And that is the last mistake he gets to make.
I shoot him in the leg.
His howl splits the night. He drops hard, knife skidding across the road. I’m on him in two strides, gun under his chin before he can even think about crawling.
“Who sent you?”
Blood slicks his mouth when he laughs.
Wrong answer.
I press harder. “Try again.”
His eyes flick to the sedan. To the road. Calculating. Looking for escape.
There isn’t one.
Then I feel Zatanna behind me—too close, shaking hard, trying not to make a sound.
I don’t need her seeing the next part.
“Close your eyes,” I tell her.
There’s a tiny pause.
Then, very quietly, “Aleksei…”
“Now.”
I hear her breath hitch.
The man beneath me smirks. “You should’ve let her come with us. She’d fetch a good?—”
I hit him with the gun hard enough to split skin and silence him. Rage burns white behind my ribs. Hot. Clean. Ancient.

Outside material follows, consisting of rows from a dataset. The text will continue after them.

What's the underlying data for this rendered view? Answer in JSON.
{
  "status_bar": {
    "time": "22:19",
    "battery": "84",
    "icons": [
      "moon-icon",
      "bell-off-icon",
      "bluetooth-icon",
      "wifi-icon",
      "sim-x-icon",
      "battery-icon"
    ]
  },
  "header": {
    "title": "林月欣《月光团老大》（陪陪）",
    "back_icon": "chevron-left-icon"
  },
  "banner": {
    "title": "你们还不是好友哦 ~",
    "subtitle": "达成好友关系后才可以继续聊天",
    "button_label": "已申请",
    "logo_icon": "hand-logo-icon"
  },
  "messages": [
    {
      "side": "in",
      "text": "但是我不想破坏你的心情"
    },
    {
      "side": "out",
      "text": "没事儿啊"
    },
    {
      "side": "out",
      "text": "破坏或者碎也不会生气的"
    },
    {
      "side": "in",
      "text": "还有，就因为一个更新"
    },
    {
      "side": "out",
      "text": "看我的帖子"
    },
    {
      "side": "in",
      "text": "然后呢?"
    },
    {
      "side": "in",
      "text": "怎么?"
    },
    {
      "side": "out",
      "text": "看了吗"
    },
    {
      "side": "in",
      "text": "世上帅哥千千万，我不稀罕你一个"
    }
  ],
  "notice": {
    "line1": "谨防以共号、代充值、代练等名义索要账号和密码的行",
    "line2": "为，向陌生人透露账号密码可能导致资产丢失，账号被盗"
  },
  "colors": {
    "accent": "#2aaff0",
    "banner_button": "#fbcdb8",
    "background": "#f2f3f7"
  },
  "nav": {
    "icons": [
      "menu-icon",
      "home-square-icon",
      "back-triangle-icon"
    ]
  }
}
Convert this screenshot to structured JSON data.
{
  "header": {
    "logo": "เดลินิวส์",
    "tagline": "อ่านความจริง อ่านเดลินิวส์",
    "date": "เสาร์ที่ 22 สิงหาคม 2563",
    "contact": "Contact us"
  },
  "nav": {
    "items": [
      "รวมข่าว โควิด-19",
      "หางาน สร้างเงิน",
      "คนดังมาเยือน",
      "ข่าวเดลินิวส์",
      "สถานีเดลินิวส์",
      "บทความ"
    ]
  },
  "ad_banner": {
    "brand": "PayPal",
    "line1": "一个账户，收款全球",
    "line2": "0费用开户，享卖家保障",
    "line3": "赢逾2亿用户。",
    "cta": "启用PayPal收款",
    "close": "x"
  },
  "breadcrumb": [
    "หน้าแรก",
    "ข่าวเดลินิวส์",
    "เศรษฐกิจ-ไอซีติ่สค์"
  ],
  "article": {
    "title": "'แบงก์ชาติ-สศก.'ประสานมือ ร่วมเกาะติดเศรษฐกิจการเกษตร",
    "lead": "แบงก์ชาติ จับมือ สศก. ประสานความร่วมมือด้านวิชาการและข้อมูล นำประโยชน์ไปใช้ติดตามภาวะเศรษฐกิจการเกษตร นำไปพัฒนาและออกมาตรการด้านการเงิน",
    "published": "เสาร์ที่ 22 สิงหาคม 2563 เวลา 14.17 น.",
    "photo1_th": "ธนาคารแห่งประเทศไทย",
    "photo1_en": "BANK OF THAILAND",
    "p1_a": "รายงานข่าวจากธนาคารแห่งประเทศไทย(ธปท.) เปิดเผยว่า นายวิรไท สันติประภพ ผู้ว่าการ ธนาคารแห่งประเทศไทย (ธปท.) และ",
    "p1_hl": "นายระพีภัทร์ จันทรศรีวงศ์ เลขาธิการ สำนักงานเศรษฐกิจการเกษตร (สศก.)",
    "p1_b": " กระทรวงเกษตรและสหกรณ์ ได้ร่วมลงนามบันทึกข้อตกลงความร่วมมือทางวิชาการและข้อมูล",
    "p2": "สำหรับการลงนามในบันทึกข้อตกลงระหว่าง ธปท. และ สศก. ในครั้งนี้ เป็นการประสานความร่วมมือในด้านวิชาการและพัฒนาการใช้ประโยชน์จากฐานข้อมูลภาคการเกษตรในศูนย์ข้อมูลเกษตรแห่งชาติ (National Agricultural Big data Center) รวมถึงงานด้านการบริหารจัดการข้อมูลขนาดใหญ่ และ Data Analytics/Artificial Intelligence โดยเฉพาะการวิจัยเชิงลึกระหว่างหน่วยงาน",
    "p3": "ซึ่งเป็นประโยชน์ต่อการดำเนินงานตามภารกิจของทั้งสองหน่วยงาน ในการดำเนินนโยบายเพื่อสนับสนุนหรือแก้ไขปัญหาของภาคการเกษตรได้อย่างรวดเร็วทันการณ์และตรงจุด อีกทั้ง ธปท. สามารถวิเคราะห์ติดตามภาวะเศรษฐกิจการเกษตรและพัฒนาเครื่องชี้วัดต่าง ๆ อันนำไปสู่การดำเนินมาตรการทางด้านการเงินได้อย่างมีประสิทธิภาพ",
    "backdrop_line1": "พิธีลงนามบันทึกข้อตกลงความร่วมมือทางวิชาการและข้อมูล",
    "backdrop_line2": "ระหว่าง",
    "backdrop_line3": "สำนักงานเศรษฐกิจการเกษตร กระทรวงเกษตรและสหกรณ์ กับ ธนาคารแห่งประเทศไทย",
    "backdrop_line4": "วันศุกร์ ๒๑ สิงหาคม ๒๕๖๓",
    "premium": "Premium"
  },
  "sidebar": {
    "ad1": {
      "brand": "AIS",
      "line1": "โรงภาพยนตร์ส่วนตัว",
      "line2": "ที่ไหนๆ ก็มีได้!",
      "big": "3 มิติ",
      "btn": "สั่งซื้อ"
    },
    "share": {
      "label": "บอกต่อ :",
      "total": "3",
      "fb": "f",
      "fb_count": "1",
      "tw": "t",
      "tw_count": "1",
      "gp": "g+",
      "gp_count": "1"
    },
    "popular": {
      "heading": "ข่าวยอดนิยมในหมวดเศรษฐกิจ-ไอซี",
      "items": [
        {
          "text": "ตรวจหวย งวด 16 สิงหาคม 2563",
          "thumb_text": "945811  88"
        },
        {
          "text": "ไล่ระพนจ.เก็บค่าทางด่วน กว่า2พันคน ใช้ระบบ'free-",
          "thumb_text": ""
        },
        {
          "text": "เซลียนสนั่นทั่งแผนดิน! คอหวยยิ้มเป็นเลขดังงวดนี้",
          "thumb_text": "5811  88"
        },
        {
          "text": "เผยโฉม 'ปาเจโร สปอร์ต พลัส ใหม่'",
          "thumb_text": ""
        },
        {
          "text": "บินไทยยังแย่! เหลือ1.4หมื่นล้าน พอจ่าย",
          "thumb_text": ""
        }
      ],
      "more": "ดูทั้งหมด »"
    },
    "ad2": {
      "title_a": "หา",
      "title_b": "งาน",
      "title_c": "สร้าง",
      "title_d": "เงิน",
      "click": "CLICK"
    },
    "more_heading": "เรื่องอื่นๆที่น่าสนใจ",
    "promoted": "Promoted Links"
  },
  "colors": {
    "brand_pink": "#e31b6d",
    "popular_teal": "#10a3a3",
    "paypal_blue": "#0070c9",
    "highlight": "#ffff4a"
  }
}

No one touches what’s mine.
No one.
He spits blood and finally says, “We were told to bring the girl. That’s all.”
The girl.
My hand tightens on the gun. “By who?”
He shakes his head. I almost break his jaw for it.
But I stop myself. Instead, I stand and call a number without taking my eyes off him.
Sergei answers on the first ring.
“I need cleanup,” I say. “Now. Stone & Vale, north service road. Three men. One alive.”
A pause. Then, “On my way.”
I end the call and finally turn.
Zatanna is standing a few feet away, pale as winter, one hand gripping her own elbow so tightly her knuckles are white. Her eyes are huge. Wet.